As a member of the insect family, fleas are relatively easy to kill compared to roaches, bees or other insects with respect to their sensitivity to pesticides. Therefore, while killing fleas is easy, control of fleas is more difficult. Adult fleas, like other insects, are covered with a chitinous outer shell that is in turn covered with a waxy surface. This surface renders the flea impervious to water and therefore it is difficult to make a flea wet or to drown a flea. This defense helps protect a flea from water-soluble pesticides. This explains why alcohol is used in most flea sprays to help penetrate the chitinous skeleton of the flea. Pesticides need not necessarily be used to kill fleas because any detergent compound such as Ivory® soap or Joy® dishwashing detergent will kill fleas rapidly. These detergents reduce the surface tension of water making it flow into the fleas spiracles (breathing vents), thereby drowning the flea. This is a helpful when young puppies, kittens or exotic animals have fleas and the toxicity of the pesticide is of concern. The primary difference is the rate at which a flea will die, and not if the flea will die from either the detergent or pesticide.

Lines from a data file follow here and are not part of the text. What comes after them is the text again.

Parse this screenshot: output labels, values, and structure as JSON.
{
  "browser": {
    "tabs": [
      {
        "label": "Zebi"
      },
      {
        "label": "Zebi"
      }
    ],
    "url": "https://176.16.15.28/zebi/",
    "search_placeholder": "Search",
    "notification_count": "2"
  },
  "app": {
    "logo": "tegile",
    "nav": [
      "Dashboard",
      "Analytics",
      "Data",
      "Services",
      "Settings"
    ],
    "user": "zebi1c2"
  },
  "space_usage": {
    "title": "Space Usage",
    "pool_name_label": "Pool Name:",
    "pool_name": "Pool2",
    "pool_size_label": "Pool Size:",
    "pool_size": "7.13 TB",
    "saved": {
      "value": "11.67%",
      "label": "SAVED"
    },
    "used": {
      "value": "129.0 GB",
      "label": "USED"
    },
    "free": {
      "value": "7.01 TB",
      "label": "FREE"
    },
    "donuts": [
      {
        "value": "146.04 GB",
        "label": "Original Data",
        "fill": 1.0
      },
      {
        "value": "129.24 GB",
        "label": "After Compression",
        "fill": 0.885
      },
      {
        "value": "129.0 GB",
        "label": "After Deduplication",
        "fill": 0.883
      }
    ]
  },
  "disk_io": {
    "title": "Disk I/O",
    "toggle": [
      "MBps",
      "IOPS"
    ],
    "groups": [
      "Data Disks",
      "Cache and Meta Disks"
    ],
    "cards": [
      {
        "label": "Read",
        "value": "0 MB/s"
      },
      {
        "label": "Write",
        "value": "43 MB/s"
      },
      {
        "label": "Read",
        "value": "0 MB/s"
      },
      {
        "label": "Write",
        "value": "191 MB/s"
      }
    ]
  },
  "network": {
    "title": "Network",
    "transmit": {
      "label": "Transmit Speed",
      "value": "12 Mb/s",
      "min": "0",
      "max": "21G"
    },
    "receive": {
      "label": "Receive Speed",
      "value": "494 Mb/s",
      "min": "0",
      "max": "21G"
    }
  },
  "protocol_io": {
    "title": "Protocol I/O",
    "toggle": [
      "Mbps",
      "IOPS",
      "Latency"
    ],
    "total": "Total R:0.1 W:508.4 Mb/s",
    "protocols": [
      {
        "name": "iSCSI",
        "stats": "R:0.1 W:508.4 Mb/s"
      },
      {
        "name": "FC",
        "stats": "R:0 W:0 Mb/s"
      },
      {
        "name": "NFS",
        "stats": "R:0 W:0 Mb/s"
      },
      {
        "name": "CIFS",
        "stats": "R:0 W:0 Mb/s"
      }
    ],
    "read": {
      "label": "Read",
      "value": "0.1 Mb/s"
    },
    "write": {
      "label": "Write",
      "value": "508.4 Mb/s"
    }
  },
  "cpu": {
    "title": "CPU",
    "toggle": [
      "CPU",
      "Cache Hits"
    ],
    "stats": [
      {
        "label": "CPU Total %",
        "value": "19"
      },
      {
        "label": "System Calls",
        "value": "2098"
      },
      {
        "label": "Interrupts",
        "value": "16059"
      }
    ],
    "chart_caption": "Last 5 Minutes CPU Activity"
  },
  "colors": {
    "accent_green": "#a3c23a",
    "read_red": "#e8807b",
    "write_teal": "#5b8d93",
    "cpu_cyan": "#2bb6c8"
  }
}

Pesticides that have label claims of 100% effectiveness should be questioned. These products are tested by their ability to kill one hundred fleas in a dish in a certain time period. If the product kills all one hundred fleas, then the product is deemed 100% effective. This should not infer effectiveness on a pet or in the environment for flea control. Also, flea control products may tout that their effectiveness will have duration for some weeks or months (“will kill fleas for 17 weeks”). These products may have residual activity but they should not be depended on for flea control for this period of time. They may kill some fleas for this period of time, but they will not control fleas in high humidity areas of the country. Killing fleas in excess of their birth rate is the only way to control fleas. Few products have this ability without frequent repeated applications.
Fleas do not spend their entire life on a pet. Fleas only feed on them, jumping off with full bellies to breed in the yard or home. Because fleas spend a considerable portion of their time off the pet, flea control should begin at the ultimate source of the fleas – the outside or yard. Total flea control depends on controlling the environment (house and yard or “flea colony”) and the pet (food source), as well as breaking the flea life cycle. Each of these aspects is important. For example, it does little good to remove all the fleas from the pet, unless fleas are removed from the environment. Otherwise, fleas will simply jump back onto the pet and re-infest the animal, leaving you where you started.